皆さんは、障害を持っている且つ病院で生活しながら働いてる人がどのような生活をしているか想像できるでしょうか?
僕は「脊髄性筋委縮症」という、筋力が低下していく疾患を持っていて、現在は指先が1~2センチほどしか動きません。
なので、歯磨きや着替え、入浴、排泄、日常生活のほぼ全てに介助が必要です。
ですが、ベッド上では自作コントローラーや小さめの市販マウスを使用し、また車椅子上では車椅子のコントローラーがBluetoothマウスになったりして、PCは比較的自由に自分で操作ができます。
こういった工夫をして、在院ワークをしています。

今回は、僕の1日の過ごし方を紹介します。

【午前4時30分】

起床から始まります。こんな時間に起きて何をするのか・・・、排泄をします。
その後、服を着替えて730分まで暇な時間を過ごして、朝食を食べます。
この暇な時間は何をしているでしょうか?漫画や参考書を読んでいます。ですが、この為に早起きしている訳ではありません。
他の患者さんの介助等があるため、この時間に準備をしないと、仕事をするために早く車椅子に乗れないのです。

【午前9時】

これだけ早く準備をしても、車椅子に乗れるのはこんな時間です。
逆に6時に起きたとすると、乗れるのは11時になるはずです・・・。これでは仕事ができないので、仕方ありませんね。

話は戻って、作業療法室に行ってテレワーク開始です。
ピーペックの仕事中ですが、業務中でも作業療法士や他の患者さんに話しかけられて、パソコンやゲームをやりやすくするためのソフト開発や、患者会の仕事などを頼まれます。そして、急に検査に呼ばれたりもします。

【午前11時30分】

昼食の時間です。
僕たちが食べやすいように肉などが柔らかく調理されているのですが、病院食なので味が薄いです。デミグラスハンバーグとかマジで肉の味しかしません。
でも、月に数回は自由食の日があって、カップ麺やスナックフードなど、味が濃いものが食べられます。

【昼食後~】

午後も、1430分まで同じように過ごします。
そこからはベッドに上がり、病棟の仕事をしたり、余裕があればゲーム等の余暇を過ごしたりします。

【午後5時30分】

夕食の時間です。
夕食は自由食の日がないので、味がしないものしか食べられません。
とても悲しい気持ちになります。

【午後6時30分】

パソコンをするための自作コントローラーやマウスなどの道具を片付けます。
就寝の時間まで、ワンスイッチでめちゃくちゃ作業効率が悪い時間を過ごします。

【20時】

就寝です。
夜はこれからだというのに、寝なければいけません。
他のゲーム仲間はみんなこの時間にゲームで遊んでいるのに、僕は一緒に遊ぶことが出来ません。お陰様で僕は”ゲームぼっち”です。
どうにかならないかと交渉したいのですが、ルールなので交渉の余地もありませんね・・・。

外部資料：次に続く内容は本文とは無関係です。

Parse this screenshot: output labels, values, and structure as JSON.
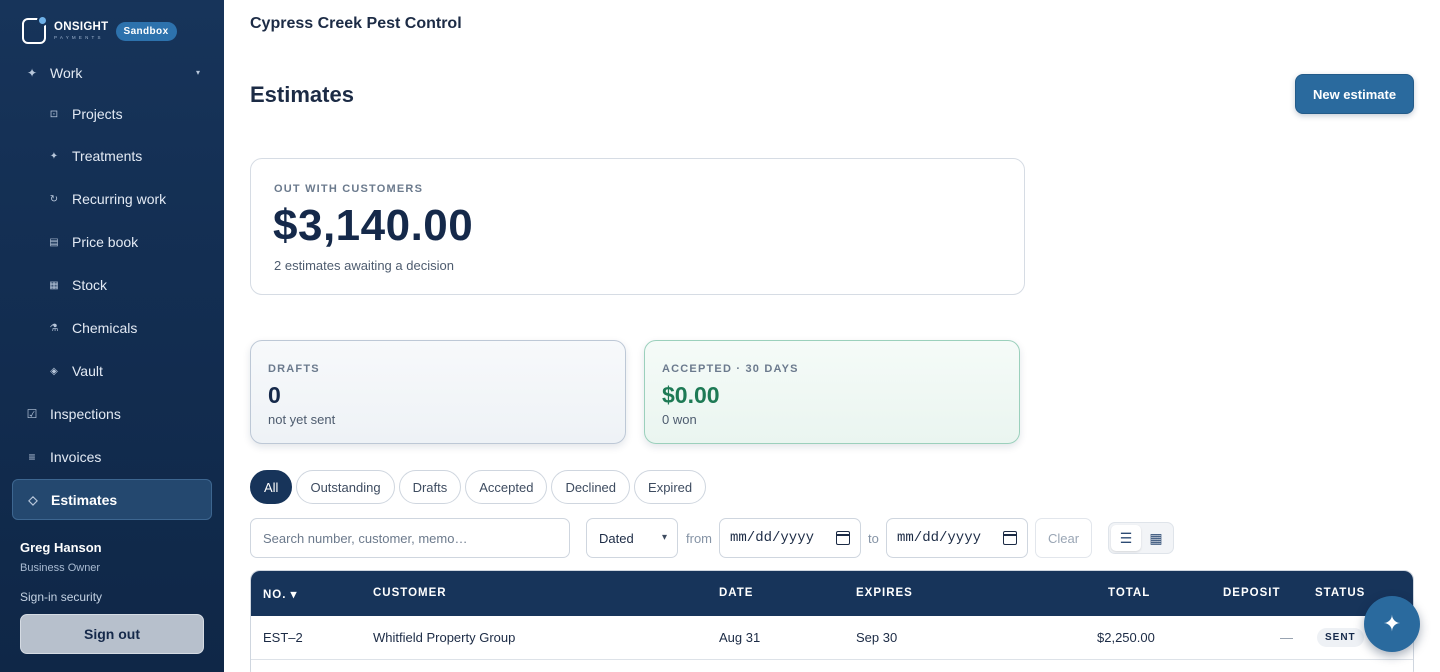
{
  "brand": {
    "name": "ONSIGHT",
    "sub": "PAYMENTS",
    "badge": "Sandbox"
  },
  "sidebar": {
    "items": [
      {
        "label": "Work",
        "icon": "✦"
      },
      {
        "label": "Projects",
        "icon": "⊡"
      },
      {
        "label": "Treatments",
        "icon": "✦"
      },
      {
        "label": "Recurring work",
        "icon": "↻"
      },
      {
        "label": "Price book",
        "icon": "▤"
      },
      {
        "label": "Stock",
        "icon": "▦"
      },
      {
        "label": "Chemicals",
        "icon": "⚗"
      },
      {
        "label": "Vault",
        "icon": "◈"
      },
      {
        "label": "Inspections",
        "icon": "☑"
      },
      {
        "label": "Invoices",
        "icon": "≡"
      },
      {
        "label": "Estimates",
        "icon": "◇"
      }
    ],
    "caret": "▾"
  },
  "user": {
    "name": "Greg Hanson",
    "role": "Business Owner",
    "security_link": "Sign-in security",
    "signout": "Sign out"
  },
  "header": {
    "company": "Cypress Creek Pest Control",
    "title": "Estimates",
    "new_button": "New estimate"
  },
  "summary": {
    "main": {
      "label": "OUT WITH CUSTOMERS",
      "amount": "$3,140.00",
      "sub": "2 estimates awaiting a decision"
    },
    "drafts": {
      "label": "DRAFTS",
      "value": "0",
      "sub": "not yet sent"
    },
    "accepted": {
      "label": "ACCEPTED · 30 DAYS",
      "value": "$0.00",
      "sub": "0 won"
    }
  },
  "tabs": [
    "All",
    "Outstanding",
    "Drafts",
    "Accepted",
    "Declined",
    "Expired"
  ],
  "filters": {
    "search_placeholder": "Search number, customer, memo…",
    "date_type": "Dated",
    "from_label": "from",
    "to_label": "to",
    "date_placeholder": "mm/dd/yyyy",
    "clear": "Clear"
  },
  "table": {
    "headers": {
      "no": "NO. ▾",
      "customer": "CUSTOMER",
      "date": "DATE",
      "expires": "EXPIRES",
      "total": "TOTAL",
      "deposit": "DEPOSIT",
      "status": "STATUS"
    },
    "rows": [
      {
        "no": "EST–2",
        "customer": "Whitfield Property Group",
        "date": "Aug 31",
        "expires": "Sep 30",
        "total": "$2,250.00",
        "deposit": "—",
        "status": "SENT"
      }
    ]
  },
  "colors": {
    "sidebar": "#17345a",
    "accent": "#2a6a9e",
    "success": "#1e7a55"
  }
}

このような1日を見ると自分の時間が少ないように見えるかもしれませんが、他の患者さんは全部余暇の時間を過ごします。
僕は、余暇の時間に仕事をしています。
ちなみに僕達患者は、諸々の制度のおかげで仕事しなくても生活ができます。ではなぜ働いてるのでしょうか?

それは、自分はこんなことができる。役に立てる。そういう自己表現をするために働いてると考えています。

普段、人の世話になっている僕は、人のためになれるのだろうか?
障害者は働けないと言われた。本当にそうだろうか?
それを、確かめるために。
自分の存在価値を実感するために。
そして、お世話になった人達に「人のためになれる仕事をしている」ということを自慢するために。

僕は今日も、病気とともに、病院で生活しながら働いています。